Kjær I
Department of Odontology, Faculty of Health and Medical Sciences, University of Copenhagen, Copenhagen, Denmark.
Eur Arch Paediatr Dent. 2021 Dec;22(6):1077-1086. doi: 10.1007/s40368-021-00658-7. Epub 2021 Sep 14.
The aim of this case series study is to classify deviations in mandibular and maxillary premolar eruption according to aetiology, with a focus on the resorption pattern in the preceding primary molars. The purpose is also to give treatment guidance based on aetiology.
Radiographic material from 64 cases with abnormal premolar eruptions were grouped into three eruptions phases: Phase 1, from tooth bud to early root formation, sub-grouped according to "ankylosis" or "not ankylosis" of the primary molars; Phase 2, from start of eruption to the penetration of gingiva, sub-grouped according to normal or abnormal resorption of the primary molars and Phase 3, eruption after penetration of gingiva.

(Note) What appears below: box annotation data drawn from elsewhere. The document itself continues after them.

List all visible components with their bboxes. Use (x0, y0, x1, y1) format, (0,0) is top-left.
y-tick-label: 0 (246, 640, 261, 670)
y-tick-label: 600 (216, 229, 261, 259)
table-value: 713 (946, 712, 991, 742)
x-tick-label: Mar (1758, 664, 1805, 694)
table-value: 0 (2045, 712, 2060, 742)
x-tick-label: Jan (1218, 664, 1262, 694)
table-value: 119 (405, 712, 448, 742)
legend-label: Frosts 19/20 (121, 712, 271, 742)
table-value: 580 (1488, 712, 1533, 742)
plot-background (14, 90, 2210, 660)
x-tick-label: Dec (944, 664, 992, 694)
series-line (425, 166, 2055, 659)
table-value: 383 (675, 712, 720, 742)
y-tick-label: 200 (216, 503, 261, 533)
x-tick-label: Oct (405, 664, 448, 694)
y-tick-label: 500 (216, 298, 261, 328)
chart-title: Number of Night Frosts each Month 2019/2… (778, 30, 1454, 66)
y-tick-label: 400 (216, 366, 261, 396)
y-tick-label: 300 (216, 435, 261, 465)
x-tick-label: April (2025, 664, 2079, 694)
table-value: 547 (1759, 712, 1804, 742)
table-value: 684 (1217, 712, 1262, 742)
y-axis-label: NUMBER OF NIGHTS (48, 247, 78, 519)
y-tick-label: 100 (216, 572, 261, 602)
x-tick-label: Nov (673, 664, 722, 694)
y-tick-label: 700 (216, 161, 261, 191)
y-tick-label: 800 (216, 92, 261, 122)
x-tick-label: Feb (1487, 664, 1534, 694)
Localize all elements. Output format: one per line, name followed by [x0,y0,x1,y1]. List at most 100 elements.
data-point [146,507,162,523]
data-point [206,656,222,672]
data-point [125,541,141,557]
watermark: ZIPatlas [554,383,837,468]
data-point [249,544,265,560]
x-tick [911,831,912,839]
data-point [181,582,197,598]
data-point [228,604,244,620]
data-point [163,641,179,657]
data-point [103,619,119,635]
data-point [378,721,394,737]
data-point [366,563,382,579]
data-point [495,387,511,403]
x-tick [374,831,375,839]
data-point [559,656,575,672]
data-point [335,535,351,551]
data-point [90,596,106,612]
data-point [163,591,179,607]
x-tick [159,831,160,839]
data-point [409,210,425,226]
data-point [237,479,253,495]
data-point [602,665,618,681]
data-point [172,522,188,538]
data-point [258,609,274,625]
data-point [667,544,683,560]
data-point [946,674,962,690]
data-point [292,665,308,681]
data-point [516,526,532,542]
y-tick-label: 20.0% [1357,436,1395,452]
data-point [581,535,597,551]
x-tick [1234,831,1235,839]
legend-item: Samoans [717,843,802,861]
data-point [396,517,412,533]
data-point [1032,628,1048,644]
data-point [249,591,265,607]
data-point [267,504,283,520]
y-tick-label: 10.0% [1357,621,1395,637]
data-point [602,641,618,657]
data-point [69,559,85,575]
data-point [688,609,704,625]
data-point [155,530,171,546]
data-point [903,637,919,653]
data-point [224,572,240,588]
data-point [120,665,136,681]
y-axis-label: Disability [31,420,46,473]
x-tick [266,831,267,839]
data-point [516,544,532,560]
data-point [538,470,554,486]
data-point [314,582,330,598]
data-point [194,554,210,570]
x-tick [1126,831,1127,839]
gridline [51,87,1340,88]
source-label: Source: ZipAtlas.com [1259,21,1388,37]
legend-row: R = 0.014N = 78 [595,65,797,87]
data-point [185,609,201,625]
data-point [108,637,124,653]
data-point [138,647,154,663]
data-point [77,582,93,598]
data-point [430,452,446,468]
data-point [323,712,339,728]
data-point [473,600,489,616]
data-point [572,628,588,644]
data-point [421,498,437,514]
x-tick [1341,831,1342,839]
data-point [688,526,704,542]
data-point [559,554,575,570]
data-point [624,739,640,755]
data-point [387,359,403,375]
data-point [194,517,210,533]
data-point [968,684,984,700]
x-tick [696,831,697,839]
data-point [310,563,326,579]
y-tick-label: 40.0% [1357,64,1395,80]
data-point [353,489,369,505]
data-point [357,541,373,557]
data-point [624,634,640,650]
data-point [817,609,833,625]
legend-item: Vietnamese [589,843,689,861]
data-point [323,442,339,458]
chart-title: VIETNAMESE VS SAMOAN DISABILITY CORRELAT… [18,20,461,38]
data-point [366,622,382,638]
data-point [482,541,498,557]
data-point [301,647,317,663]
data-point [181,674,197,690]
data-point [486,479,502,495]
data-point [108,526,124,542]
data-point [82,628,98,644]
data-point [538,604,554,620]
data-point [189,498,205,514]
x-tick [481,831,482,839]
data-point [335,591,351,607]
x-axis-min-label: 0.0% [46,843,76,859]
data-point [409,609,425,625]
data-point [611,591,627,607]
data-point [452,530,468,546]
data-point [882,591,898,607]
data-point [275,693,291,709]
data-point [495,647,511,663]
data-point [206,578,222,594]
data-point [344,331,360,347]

Phase 1: early ankylosis of primary molars, ectopic locations of the premolar crown, including occlusally displacement in relation to the primary molar, are demonstrated. Not ankylosed primary molar: different positions, even an upside-down position of the premolar, are demonstrated. The conditions are explained in relation to the early migration pattern of the premolar tooth bud. Regarding treatment, in cases with ankylosed primary molars these should be extracted as soon as diagnosed and in cases with not ankylosed primary molars these should be extracted when root formation of the premolars has started. The premolars should be observed and saved if possible. Phase 2: non-exfoliation of primary molar, aetiology and treatment of premolars depend on tissue types involved. In bone dysplasia, the eruption of premolars is delayed. In these cases, the primary molars should be extracted when eruptive movements of the premolars have started. In cases with ectoderm deviation, the crown follicle does not function normally during the resorption of the primary molars and the recommended treatment is extraction of primary molars before root closure of premolars. In cases in Phase 2 where the premolars were ankylosed these should be surgical removed. Phase 3: different aetiologies are highlighted, with focus on abnormal innervation and enzyme defects. The premolars are seemingly ankylosed, and surgery might be the only treatment.
The case series presented demonstrate how ectopic and arrested premolars have different aetiologies and as a consequence, different treatments. The study highlights several aspects in pathological eruption, which still need to be elucidated.
本病例系列研究旨在根据病因对下颌和上颌前磨牙萌出异常进行分类,重点关注先前乳牙的吸收模式。目的还在于根据病因提供治疗指导。
将64例前磨牙萌出异常病例的影像学资料分为三个萌出阶段:第1阶段,从牙胚到早期牙根形成,根据乳牙的“粘连”或“未粘连”进行亚组划分;第2阶段,从开始萌出到穿透牙龈,根据乳牙正常或异常吸收进行亚组划分;第3阶段,牙龈穿透后的萌出。
第1阶段:显示乳牙早期粘连、前磨牙牙冠异位,包括相对于乳牙的咬合移位。未粘连的乳牙:显示前磨牙有不同位置,甚至倒置位置。这些情况与前磨牙牙胚的早期迁移模式有关。关于治疗,对于粘连的乳牙,一旦诊断应尽快拔除;对于未粘连的乳牙,当前磨牙开始牙根形成时应拔除。应观察前磨牙并尽可能保留。第2阶段:乳牙未脱落,前磨牙的病因和治疗取决于所涉及的组织类型。在骨发育异常中,前磨牙萌出延迟。在这些情况下,当前磨牙开始萌出运动时应拔除乳牙。在外胚层偏差的情况下,牙冠滤泡在乳牙吸收期间功能不正常,推荐的治疗方法是在恒牙牙根闭合前拔除乳牙。在第2阶段中前磨牙粘连的情况下,应手术拔除。第3阶段:突出了不同病因,重点是异常神经支配和酶缺陷。前磨牙似乎粘连,手术可能是唯一的治疗方法。
所呈现的病例系列表明,异位和阻生的前磨牙有不同的病因,因此治疗方法也不同。该研究突出了病理萌出中的几个方面,仍有待阐明。